Revenue NSW unlawfully used an automated system to recover unpaid debts and in some cases emptied the bank accounts of vulnerable people between 2016 and 2019, before making technical changes.
NSW Ombudsman Paul Miller exposed the conduct in a report calling for greater visibility of the use of artificial intelligence and machine learning technology in government decision-making.
Agencies are not currently required to report their use of 'machine technology' to parliament, and do not routinely notify people when decision have been made with the assistance of technology.
The report, released on Monday, found Revenue NSW had used "machine technology" to issue garnishee orders without human oversight following a series of complaints to the Ombudsman.
Garnishee orders are used to recover outstanding fines by requiring financial institutions to transfer funds to Revenue NSW from an account holder with an outstanding fine without their prior knowledge.
But under the Fines Act, orders are only to be issued when a person has not engaged with Revenue NSW after several notifications.
The Ombudsman found a number of complainants, who were not aware that "machine technology" was in use, had “been left with a zero balance in their account” following garnishee orders.
It said “some of the complainants were welfare-recipients, whose bank accounts had held the funds they were receiving from Centrelink as their only source of income”.
Between the 2010-11 and 2018-19 financial years, the number of garnishee orders issued by Revenue NSW climbed from 6905 to more than 1.6 million.
Following the inquiries, Revenue NSW made a number of changes to the automated system, including taking steps to “exclude ‘vulnerable persons’ from the making of garnishee orders”.
The change involved “implementing a new machine learning model... with the intention of identifying and excluding persons identified as vulnerable” in September 2018.
“The model was developed using machine learning algorithms that compared all customer records with the 60,000 people already identified as vulnerable in the system,” the Ombudsman said.
“Overall, the model was trained to identify if a person was vulnerable using 250,000 customer files, and having regard to a list of potential variables.”
Revenue NSW also introduce a manual step in the process of issuing garnishee orders in March 2019 that required formal sign-off from a staff member.
“This is [done] by way of a traffic light system that applies criteria developed from the Fines Act and business rules to a bulk number of files selected by the technology systems for a garnishee order,” the Ombudsman said.
“Where all lights are green, a Revenue NSW staff member approves the garnishee orders and the electronic file is transmitted to the banks.”
The Ombudsman also recommended that Revenue NSW “seek expert legal advice on the legality and design of its automated system”, as it held doubts about the continued use of the system.

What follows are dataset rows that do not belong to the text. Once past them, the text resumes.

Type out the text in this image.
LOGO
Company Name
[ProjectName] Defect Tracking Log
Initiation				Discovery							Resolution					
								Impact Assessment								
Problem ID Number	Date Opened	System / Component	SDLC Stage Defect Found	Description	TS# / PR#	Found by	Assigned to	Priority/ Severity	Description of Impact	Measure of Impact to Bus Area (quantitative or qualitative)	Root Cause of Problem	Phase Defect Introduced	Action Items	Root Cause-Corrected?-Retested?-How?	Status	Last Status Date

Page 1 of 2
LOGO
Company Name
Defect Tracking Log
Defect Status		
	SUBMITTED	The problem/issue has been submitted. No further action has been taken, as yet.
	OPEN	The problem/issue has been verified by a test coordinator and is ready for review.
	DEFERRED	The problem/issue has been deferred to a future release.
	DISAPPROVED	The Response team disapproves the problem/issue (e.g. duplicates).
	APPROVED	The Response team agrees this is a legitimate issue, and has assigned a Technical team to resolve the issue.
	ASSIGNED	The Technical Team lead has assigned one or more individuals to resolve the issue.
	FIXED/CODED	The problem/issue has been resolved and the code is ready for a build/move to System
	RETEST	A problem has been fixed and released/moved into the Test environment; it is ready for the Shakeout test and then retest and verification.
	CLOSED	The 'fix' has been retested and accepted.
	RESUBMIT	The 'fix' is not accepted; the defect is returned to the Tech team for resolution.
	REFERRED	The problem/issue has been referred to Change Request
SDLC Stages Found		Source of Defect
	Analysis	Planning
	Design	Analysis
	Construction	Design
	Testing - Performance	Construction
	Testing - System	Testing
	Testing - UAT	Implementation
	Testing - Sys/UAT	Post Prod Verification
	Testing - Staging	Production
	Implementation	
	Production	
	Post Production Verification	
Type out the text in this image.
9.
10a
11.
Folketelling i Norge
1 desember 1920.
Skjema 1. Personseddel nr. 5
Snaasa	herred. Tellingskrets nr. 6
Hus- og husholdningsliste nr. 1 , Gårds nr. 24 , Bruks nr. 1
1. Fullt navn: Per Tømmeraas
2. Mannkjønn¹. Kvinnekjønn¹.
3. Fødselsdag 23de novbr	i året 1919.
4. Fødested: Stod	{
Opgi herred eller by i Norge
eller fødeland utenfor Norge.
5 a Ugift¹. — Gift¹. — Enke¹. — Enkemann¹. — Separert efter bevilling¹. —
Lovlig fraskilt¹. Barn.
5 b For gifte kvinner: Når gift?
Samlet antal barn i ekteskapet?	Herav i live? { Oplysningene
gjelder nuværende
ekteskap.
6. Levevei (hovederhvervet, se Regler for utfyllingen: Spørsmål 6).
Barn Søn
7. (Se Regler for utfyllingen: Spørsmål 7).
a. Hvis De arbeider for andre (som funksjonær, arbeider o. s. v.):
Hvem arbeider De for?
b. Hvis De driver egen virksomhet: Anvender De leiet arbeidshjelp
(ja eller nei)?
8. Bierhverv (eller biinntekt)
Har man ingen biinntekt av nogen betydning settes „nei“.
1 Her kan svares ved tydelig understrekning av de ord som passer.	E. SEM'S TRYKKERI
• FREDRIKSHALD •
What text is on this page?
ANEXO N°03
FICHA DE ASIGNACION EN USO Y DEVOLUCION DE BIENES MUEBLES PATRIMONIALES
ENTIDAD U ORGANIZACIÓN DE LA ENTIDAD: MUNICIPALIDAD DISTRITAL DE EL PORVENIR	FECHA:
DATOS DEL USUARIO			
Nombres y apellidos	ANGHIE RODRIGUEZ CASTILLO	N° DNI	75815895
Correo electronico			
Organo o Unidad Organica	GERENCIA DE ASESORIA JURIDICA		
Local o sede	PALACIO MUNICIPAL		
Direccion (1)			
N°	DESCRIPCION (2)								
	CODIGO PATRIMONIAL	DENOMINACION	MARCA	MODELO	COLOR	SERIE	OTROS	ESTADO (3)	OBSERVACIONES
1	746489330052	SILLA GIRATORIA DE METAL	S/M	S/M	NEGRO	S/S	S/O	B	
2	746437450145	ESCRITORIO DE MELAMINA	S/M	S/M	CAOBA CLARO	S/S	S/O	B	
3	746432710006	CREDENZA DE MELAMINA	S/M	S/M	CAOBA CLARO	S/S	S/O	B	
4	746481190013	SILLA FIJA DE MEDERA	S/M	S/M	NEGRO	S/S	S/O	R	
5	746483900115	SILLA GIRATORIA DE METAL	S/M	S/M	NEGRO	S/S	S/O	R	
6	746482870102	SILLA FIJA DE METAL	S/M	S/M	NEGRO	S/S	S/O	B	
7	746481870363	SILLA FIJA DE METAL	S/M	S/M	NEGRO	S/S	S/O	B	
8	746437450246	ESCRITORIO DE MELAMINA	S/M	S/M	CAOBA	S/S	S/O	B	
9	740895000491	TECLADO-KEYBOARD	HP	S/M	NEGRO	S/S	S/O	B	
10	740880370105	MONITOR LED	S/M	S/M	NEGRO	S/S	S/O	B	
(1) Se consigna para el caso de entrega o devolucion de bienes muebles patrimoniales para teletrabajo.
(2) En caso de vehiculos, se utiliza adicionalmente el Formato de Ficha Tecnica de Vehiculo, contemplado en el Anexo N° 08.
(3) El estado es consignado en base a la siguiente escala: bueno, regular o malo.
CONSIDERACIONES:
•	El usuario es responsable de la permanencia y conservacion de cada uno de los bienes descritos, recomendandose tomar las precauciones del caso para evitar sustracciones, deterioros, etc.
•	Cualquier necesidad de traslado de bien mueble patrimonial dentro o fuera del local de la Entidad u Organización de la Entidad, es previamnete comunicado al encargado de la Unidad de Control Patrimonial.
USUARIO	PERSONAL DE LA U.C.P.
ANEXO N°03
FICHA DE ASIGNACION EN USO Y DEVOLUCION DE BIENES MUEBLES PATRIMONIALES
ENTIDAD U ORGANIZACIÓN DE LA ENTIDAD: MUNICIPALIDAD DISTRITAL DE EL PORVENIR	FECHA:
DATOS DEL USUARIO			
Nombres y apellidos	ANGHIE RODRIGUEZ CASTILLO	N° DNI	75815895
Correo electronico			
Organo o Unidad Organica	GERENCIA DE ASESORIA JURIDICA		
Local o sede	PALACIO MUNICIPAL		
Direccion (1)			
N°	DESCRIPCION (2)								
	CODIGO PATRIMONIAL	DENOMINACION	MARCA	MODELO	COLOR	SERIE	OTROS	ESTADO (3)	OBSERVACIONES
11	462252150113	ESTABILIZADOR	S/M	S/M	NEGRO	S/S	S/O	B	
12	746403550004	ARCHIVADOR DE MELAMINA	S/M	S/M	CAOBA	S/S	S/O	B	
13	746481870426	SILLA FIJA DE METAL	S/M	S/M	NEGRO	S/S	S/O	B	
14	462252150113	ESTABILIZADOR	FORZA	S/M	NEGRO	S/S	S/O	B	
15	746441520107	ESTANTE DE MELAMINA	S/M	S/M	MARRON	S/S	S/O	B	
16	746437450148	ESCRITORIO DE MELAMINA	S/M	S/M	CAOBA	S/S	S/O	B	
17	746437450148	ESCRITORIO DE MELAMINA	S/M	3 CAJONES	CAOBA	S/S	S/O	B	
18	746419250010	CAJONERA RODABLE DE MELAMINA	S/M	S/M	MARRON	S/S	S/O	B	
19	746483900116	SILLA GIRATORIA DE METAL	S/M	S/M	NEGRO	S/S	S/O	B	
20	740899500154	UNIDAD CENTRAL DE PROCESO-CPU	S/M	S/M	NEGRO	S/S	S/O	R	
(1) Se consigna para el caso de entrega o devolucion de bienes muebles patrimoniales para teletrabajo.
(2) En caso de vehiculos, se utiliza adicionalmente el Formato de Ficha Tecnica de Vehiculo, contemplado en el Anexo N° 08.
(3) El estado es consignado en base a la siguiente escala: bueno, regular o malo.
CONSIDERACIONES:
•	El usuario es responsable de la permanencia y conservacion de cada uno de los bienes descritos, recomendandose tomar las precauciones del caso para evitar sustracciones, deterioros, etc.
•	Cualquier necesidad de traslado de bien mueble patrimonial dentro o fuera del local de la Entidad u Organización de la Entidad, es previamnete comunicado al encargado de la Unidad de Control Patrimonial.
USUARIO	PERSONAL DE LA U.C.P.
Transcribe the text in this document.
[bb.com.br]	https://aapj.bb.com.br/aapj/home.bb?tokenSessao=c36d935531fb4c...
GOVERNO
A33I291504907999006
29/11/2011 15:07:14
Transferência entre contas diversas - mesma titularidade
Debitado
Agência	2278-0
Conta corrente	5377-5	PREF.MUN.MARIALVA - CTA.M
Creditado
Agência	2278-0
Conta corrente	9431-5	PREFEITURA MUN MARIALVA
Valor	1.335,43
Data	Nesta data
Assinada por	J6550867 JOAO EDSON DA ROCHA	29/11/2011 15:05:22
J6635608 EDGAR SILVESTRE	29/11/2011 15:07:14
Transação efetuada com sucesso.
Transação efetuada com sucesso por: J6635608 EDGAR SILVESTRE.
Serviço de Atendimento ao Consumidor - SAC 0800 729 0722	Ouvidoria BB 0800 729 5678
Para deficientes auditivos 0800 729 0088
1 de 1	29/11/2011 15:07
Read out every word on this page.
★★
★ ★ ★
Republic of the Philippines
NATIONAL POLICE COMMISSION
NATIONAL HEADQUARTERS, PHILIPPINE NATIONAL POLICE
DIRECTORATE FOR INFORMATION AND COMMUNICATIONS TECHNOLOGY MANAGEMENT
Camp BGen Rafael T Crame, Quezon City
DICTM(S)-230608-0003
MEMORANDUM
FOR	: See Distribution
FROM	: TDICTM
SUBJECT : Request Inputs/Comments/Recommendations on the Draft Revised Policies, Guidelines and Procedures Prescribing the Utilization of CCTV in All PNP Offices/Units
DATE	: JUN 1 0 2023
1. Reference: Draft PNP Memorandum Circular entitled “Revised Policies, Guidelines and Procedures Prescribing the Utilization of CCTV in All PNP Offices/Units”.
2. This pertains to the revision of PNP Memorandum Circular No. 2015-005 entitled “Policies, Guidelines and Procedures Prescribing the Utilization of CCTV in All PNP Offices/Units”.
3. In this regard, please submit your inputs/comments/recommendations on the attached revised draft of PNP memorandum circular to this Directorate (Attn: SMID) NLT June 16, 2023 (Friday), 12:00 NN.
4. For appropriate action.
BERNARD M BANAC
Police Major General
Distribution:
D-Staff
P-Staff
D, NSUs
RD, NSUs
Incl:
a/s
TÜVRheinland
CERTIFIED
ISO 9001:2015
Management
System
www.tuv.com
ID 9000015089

But almost a year later it found that “no advice had been sought, either externally or from the legal branch of the Department of Customer Service, of which Revenue NSW is part”.
Revenue NSW told the Ombudsman that “it did not consider it necessary to seek such advice, as it considered the changes it had made to its process... had addressed any potential legal concerns”.
“Following our intervention, and to its credit, Revenue NSW took a number of steps to address our concerns about unfairness,” Miller said.
“However, what it did not do... is seek expert legal advice on whether the use of the automation process was lawful and in accordance with the powers under the Fines Act.”
As a result, the Ombudsman sought its own legal advice, which concluded that Revenue NSW’s processes “were not lawful” between early 2016 and March 2019.
“Counsel advised that Revenue NSW’s use of 'machine technology' for the making of garnishee orders... was unlawful because no authorised person engaged in a mental process of reasoning to reach the state of satisfaction required to issue a garnishee order,” it said.
The advice also indicates that changes introduced in March 2019 “do not appear to have fully addressed the legal concerns”, with the manual step inserted into the process “not sufficient for the decision-maker to approve the issuing of... orders”.
“Counsel advised that problems described with the lawfulness of the process could be addressed by modification of the process or legislative amendment,” the Ombudsman said.
Revenue NSW is now “considering further changes to its garnishee system”, according to the Ombudsman.
Miller also cautioned other agencies using "machine technology", particularly in the areas of law policing, child protection and drivers' licence suspensions, to ensure they are using it lawfully.
“We are concerned that other agencies may also be designing and implementing 'machine technologies' without appreciating all the risks, without transparency, and without getting appropriate legal advice,” he said.
The report has suggested the agencies consider seeking parliamentary approval through legislation before adopting 'machine technology' for important administrative functions.
“Seeking express legislative authorisation not only reduces the risks for agencies,” Miller said, adding that “it also gives parliament and the public visibility of what is being proposed, and an opportunity to consider what other regulation of the technology may be required”.
“That might include a statutory right to ask for a person to review any machine decision, or a requirement that the machine’s algorithms be externally validated, and then audited at regular intervals, with those reports to be made publicly available.”